April 16, 2013
The video entertainment business is facing disruption as online services such as Netflix, Hulu and YouTube continue to shape media consumption. What if the unavoidable disruption isn’t actually the worst thing for the industry? Some see digital disruption to mean a complete replacement of traditional models, while others see an array of opportunities made possible by expansion of the video business.
“Replacing old business models can be cost-efficient, and grow the entertainment marketplace,” suggests Variety.
“Instead of being replaced, the video business is about to get much, much bigger,” suggests the article. “That’s right, contrary to what you think the lesson of the music industry is, digital disruption expands industries, it doesn’t shrink them.”
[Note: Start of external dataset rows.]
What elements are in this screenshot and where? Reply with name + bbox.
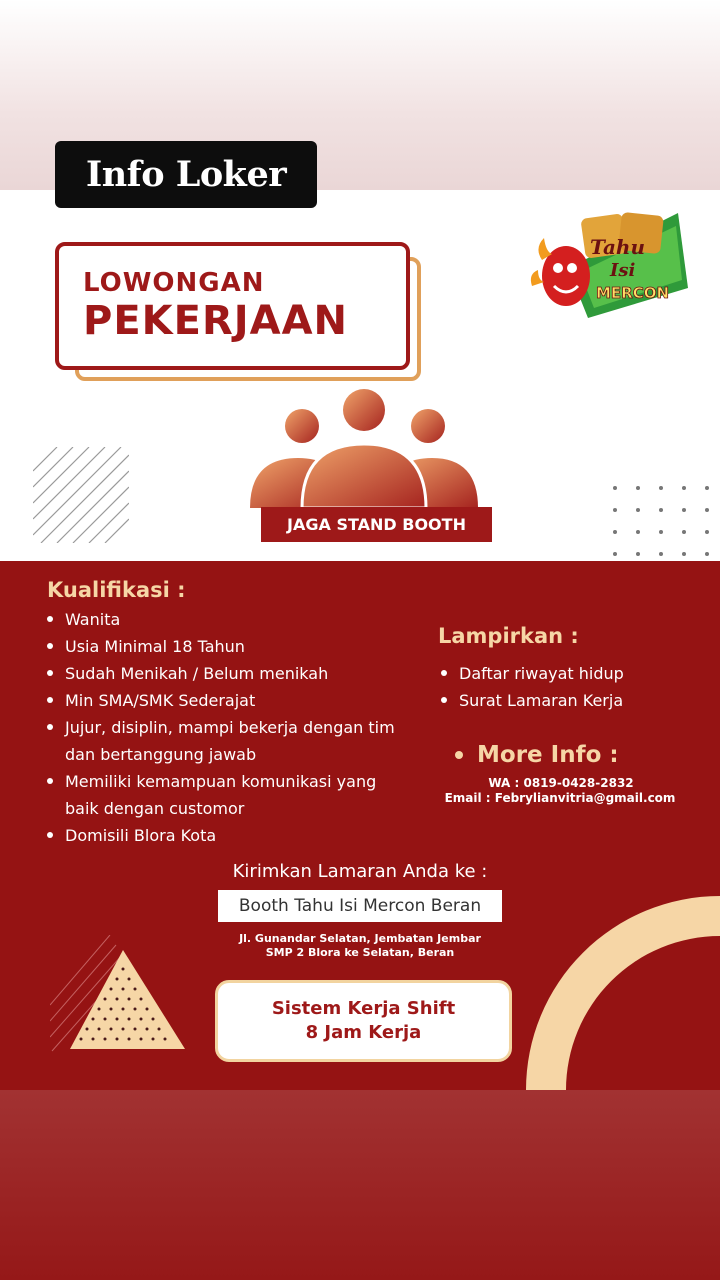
more-info-heading	[455, 742, 619, 768]
title-box	[55, 242, 410, 370]
tahu-isi-mercon-logo	[528, 208, 690, 320]
qualifications-heading: Kualifikasi :	[47, 578, 186, 602]
attachment-item: Daftar riwayat hidup	[441, 660, 701, 687]
cream-arc-decoration	[526, 896, 720, 1090]
bullet-dot-icon	[455, 751, 463, 759]
info-loker-tag	[55, 141, 317, 208]
triangle-decoration	[50, 935, 190, 1055]
booth-name-box: Booth Tahu Isi Mercon Beran	[218, 890, 502, 922]
qualification-item: Sudah Menikah / Belum menikah	[47, 660, 417, 687]
attachments-list	[441, 660, 701, 714]
bottom-band	[0, 1090, 720, 1280]
qualification-item: Wanita	[47, 606, 417, 633]
attachment-item: Surat Lamaran Kerja	[441, 687, 701, 714]
position-text: JAGA STAND BOOTH	[287, 515, 466, 534]
qualification-item: Min SMA/SMK Sederajat	[47, 687, 417, 714]
title-line-1: LOWONGAN	[83, 268, 265, 298]
logo-text-isi: Isi	[610, 260, 636, 281]
qualification-item: Usia Minimal 18 Tahun	[47, 633, 417, 660]
qualification-item: Memiliki kemampuan komunikasi yang baik dengan customor	[47, 768, 387, 822]
team-people-icon	[248, 386, 480, 512]
logo-text-tahu: Tahu	[590, 235, 646, 259]
title-line-2: PEKERJAAN	[83, 298, 349, 344]
diagonal-stripes-decoration	[33, 447, 129, 543]
qualification-item: Jujur, disiplin, mampi bekerja dengan tim dan bertanggung jawab	[47, 714, 409, 768]
address-line-1: Jl. Gunandar Selatan, Jembatan Jembar	[239, 932, 481, 945]
more-info-text: More Info :	[477, 742, 619, 768]
whatsapp-number: WA : 0819-0428-2832	[488, 776, 634, 790]
position-banner	[261, 507, 492, 542]
attachments-heading: Lampirkan :	[438, 624, 579, 648]
work-system-box	[215, 980, 512, 1062]
send-application-label: Kirimkan Lamaran Anda ke :	[232, 861, 488, 882]
work-system-line-1: Sistem Kerja Shift	[271, 998, 456, 1019]
email-address: Email : Febrylianvitria@gmail.com	[444, 791, 676, 805]
address-line-2: SMP 2 Blora ke Selatan, Beran	[265, 946, 455, 959]
qualifications-list	[47, 606, 417, 849]
qualification-item: Domisili Blora Kota	[47, 822, 417, 849]
logo-text-mercon: MERCON	[596, 284, 670, 302]
info-loker-text: Info Loker	[85, 154, 287, 195]
work-system-line-2: 8 Jam Kerja	[305, 1022, 422, 1043]
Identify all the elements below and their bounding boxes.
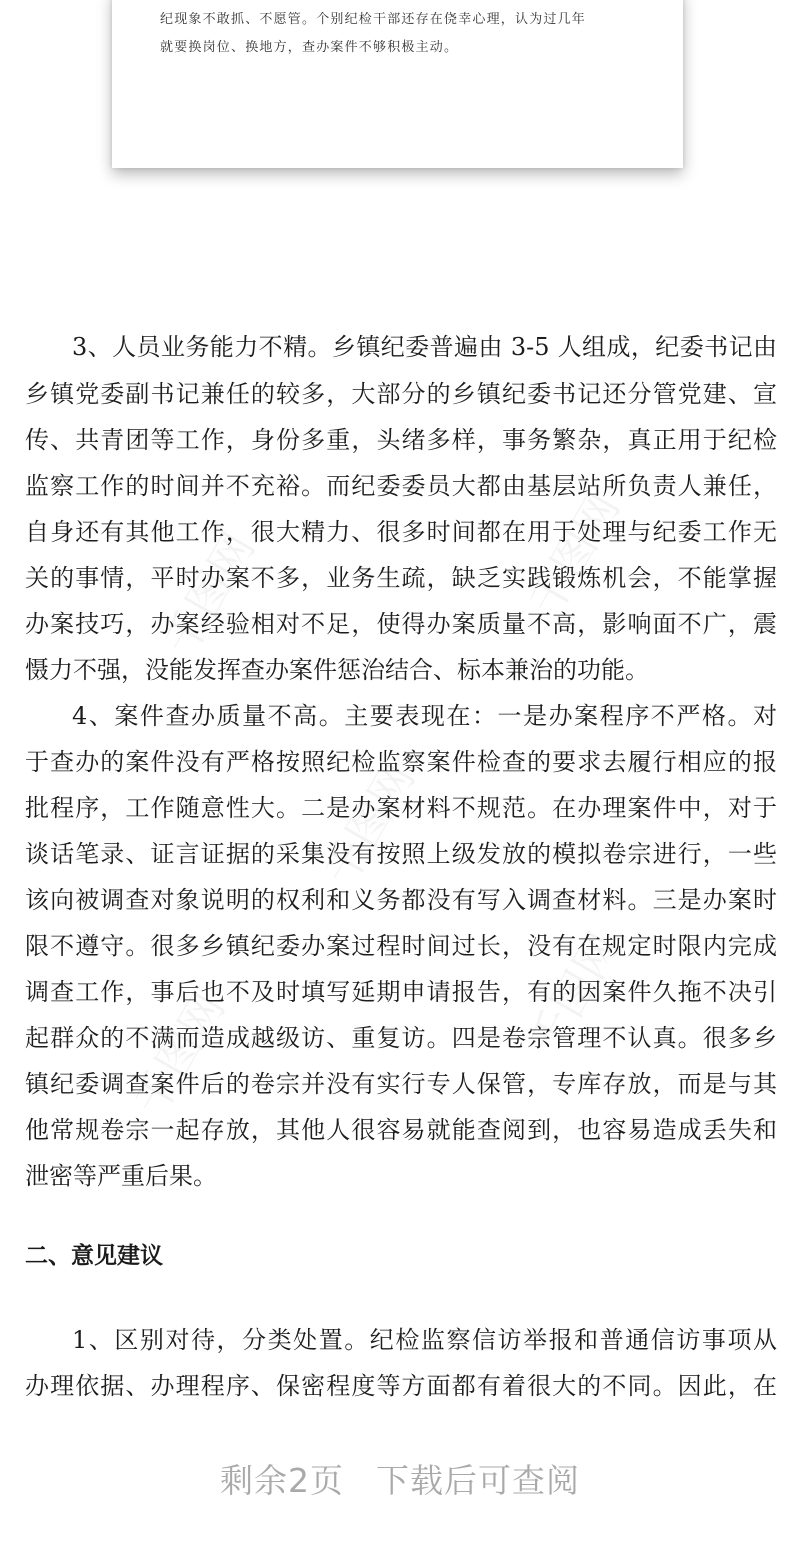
paragraph-line: 慑力不强，没能发挥查办案件惩治结合、标本兼治的功能。 <box>25 656 649 684</box>
paragraph-line: 3、人员业务能力不精。乡镇纪委普遍由 3-5 人组成，纪委书记由 <box>72 333 777 361</box>
paragraph-line: 该向被调查对象说明的权利和义务都没有写入调查材料。三是办案时 <box>25 886 777 914</box>
remaining-pages-text: 剩余2页 <box>220 1461 344 1500</box>
paragraph-line: 于查办的案件没有严格按照纪检监察案件检查的要求去履行相应的报 <box>25 748 777 776</box>
watermark: 千图网 <box>519 924 630 1065</box>
paragraph-line: 监察工作的时间并不充裕。而纪委委员大都由基层站所负责人兼任， <box>25 472 777 500</box>
paragraph-line: 4、案件查办质量不高。主要表现在：一是办案程序不严格。对 <box>72 702 777 730</box>
paragraph-line: 自身还有其他工作，很大精力、很多时间都在用于处理与纪委工作无 <box>25 518 777 546</box>
download-prompt-banner[interactable] <box>0 1455 800 1502</box>
paragraph-line: 限不遵守。很多乡镇纪委办案过程时间过长，没有在规定时限内完成 <box>25 932 777 960</box>
watermark: 千图网 <box>314 754 425 895</box>
page-preview-card <box>112 0 683 168</box>
paragraph-line: 关的事情，平时办案不多，业务生疏，缺乏实践锻炼机会，不能掌握 <box>25 564 777 592</box>
paragraph-line: 传、共青团等工作，身份多重，头绪多样，事务繁杂，真正用于纪检 <box>25 426 777 454</box>
paragraph-line: 他常规卷宗一起存放，其他人很容易就能查阅到，也容易造成丢失和 <box>25 1116 777 1144</box>
paragraph-line: 批程序，工作随意性大。二是办案材料不规范。在办理案件中，对于 <box>25 794 777 822</box>
paragraph-line: 办理依据、办理程序、保密程度等方面都有着很大的不同。因此，在 <box>25 1372 777 1400</box>
section-heading: 二、意见建议 <box>25 1243 163 1269</box>
watermark: 千图网 <box>519 484 630 625</box>
paragraph-line: 乡镇党委副书记兼任的较多，大部分的乡镇纪委书记还分管党建、宣 <box>25 380 777 408</box>
paragraph-line: 办案技巧，办案经验相对不足，使得办案质量不高，影响面不广，震 <box>25 610 777 638</box>
paragraph-line: 泄密等严重后果。 <box>25 1162 217 1190</box>
paragraph-line: 1、区别对待，分类处置。纪检监察信访举报和普通信访事项从 <box>72 1326 777 1354</box>
paragraph-line: 调查工作，事后也不及时填写延期申请报告，有的因案件久拖不决引 <box>25 978 777 1006</box>
paragraph-line: 镇纪委调查案件后的卷宗并没有实行专人保管，专库存放，而是与其 <box>25 1070 777 1098</box>
preview-line: 就要换岗位、换地方，查办案件不够积极主动。 <box>160 40 459 55</box>
paragraph-line: 谈话笔录、证言证据的采集没有按照上级发放的模拟卷宗进行，一些 <box>25 840 777 868</box>
paragraph-line: 起群众的不满而造成越级访、重复访。四是卷宗管理不认真。很多乡 <box>25 1024 777 1052</box>
preview-line: 纪现象不敢抓、不愿管。个别纪检干部还存在侥幸心理，认为过几年 <box>160 12 587 27</box>
download-link-text[interactable]: 下载后可查阅 <box>376 1461 580 1500</box>
watermark: 千图网 <box>124 984 235 1125</box>
watermark: 千图网 <box>154 524 265 665</box>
While it may be true that music labels have experienced a downturn, it is also true that consumers listen to more music on more devices than ever before. “And more individuals are engaged in making music for those listeners than before — just a casual glance at the thousands of musicians on YouTube confirms this,” notes the article.
Variety refers to this trend as the Law of More, in which digital creates more of everything: “More value for more customers experienced in more ways, creating more opportunity.”
Since consumers are watching more video per day than in the past, and mobile technology continues to impact accessibility, the Law of More already applies to video.
“When HBO recently suggested it might allow broadband providers to bundle HBO GO with broadband-only packages — a cable-cutting nightmare for video distributors if ever there was one — many people interpreted this as an attempt to replace the old way of reaching customers with a new one,” notes the article. “Wrong again. It’s about expanding the video business, not replacing it. The fact that an established firm like HBO is behind it only proves that incumbent players in an industry can disrupt.”
The article suggests that when extreme action sports clips do exceptionally well on YouTube, the trend does not replace ESPN or MTV, but can be viewed as an expansion to it.
Regarding Netflix’s recent foray into original programming with “House of Cards,” which alarmed some industry insiders, the article suggests that “Netflix’s action wasn’t intended to cause a change in the industry, it was a reaction to the fact that digital gives the company and its customers the opportunity to experience content in more ways.”
According to this view, digital is about expanding the video business, not replacing it. “True, a few years from now, when digital disruption has so fully expanded the video business that it becomes clear that some of our old technologies, business models and customer experiences are no longer relevant, we will happily replace them,” concludes Variety. “But at that point, we will be the disruptors, not the disrupted.”